REFMAL.ID,Ambon – Lebih dari dua puluh tahun terakhir Pemerintah Provinsi Maluku diduga tertipu ulah Wilhelmus Jauwerissa dan kawan-kawan dan Biro Kesejahteraan Rakyat (Kesra) Sekretariat Provinsi (Setprov) Maluku diduga telah keliru menyerahkan bantuan angggaran maupun tanah untuk kepentingan oknum-oknum pengurus Perwalian Umat Buddha Indonesia (Walubi) Maluku.
Informasi yang diperoleh referensimaluku.id menyebutkan kepengurusan Walubi Maluku tidak terdaftar resmi sebagai organisasi umat Buddha di daerah ini lantaran tidak ada kepengurusan kolektif Walubi Maluku. Senyatanya peran Jauwerissa hanya sebagai “penghubung” Walubi di Maluku dan bukan sebagai ketua Walubi yang terlegitimasi melalui SK Walubi Pusat.
Namun, dalam perjalanannya Jauwerissa mengklaim diri Ketua Walubi Maluku untuk memperoleh dana pascakonflik sosial berhaluan Suku, Agama, Ras dan Antargolongan (SARA) 1999-2004 ke Biro Kesra Setprov Maluku.
Sekalipun di dalam Surat Keputusan (SK) Walubi Maluku yang diduga tidak diketahui Walubi Pusat ada nama sejumlah personel-personel pengurus, namun organisasi ini digerakkan dengan “manajemen tukang sate” di mana hanya Jauwerissa secara tunggal yang mengurus organisasi dan seluruh aset umat Buddha di Maluku.

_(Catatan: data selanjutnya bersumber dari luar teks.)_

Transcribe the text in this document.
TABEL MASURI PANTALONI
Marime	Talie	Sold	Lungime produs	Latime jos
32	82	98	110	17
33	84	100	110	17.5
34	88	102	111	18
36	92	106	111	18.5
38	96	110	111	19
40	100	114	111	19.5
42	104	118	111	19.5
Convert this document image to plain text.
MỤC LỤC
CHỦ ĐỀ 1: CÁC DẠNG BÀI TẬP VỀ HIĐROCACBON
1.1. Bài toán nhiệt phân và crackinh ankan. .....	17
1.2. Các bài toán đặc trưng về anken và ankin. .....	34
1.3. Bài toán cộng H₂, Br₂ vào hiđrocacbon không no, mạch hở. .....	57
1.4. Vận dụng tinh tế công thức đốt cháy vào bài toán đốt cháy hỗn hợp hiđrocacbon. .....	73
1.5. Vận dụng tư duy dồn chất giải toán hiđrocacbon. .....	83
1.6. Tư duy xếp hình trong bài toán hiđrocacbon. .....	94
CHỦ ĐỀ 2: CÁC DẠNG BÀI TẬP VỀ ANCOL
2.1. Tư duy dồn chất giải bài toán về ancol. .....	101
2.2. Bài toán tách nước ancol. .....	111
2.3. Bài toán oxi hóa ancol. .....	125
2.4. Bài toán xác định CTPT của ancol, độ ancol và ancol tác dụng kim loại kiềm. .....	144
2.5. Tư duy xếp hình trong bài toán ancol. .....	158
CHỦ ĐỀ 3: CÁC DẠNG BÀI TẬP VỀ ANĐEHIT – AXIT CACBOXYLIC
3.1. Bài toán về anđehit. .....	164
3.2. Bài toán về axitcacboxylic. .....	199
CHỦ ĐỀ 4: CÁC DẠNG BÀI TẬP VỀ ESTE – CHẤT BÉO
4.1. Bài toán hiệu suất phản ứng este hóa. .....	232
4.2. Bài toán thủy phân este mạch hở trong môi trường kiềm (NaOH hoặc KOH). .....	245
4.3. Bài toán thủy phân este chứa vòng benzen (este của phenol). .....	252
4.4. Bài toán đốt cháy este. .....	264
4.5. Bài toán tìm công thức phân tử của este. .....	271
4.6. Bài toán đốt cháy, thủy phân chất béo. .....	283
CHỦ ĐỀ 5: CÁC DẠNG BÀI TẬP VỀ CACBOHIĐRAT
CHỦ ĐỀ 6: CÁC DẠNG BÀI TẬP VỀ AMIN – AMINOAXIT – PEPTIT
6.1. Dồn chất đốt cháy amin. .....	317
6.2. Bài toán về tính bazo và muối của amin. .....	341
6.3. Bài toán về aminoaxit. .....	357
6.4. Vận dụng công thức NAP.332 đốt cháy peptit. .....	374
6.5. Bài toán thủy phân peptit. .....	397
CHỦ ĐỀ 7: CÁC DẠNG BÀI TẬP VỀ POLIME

Selain itu, lazimnya ketua Walubi adalah seorang Bhiksu yang berkepala botak dan menggunakan “kasaya”, namun selama puluhan tahun Jauwerissa berpenampilan rapi berkemeja dan tanpa berkasaya. Oleh karena itu sebagian umat Buddha di Maluku meragukan keberadaan Jauwerissa sebagai bhiksu atau umat Buddha tulen.
“Selama ini pak Jauwerissa menggunakan Walubi untuk kepentingan pribadi,” tuding sejumlah umat Buddha di Ambon, Senin (20/5/2024).
Menurut sumber-sumber yang meminta identitas mereka dirahasiakan itu mantan Sekretaris Provinsi (Sekprov) Maluku Kasrul Selang mengakui selama puluhan tahun pihaknya hanya mengetahui Jauwerissa sebagai ketua Walubi Maluku. “Namun, dalam percakapan kami dengan Pak Kasrul Selang beliau baru tahu kalau kepengurusan Walubi Maluku tidak sah atau boleh dibilang ilegal,” beber para sumber lagi.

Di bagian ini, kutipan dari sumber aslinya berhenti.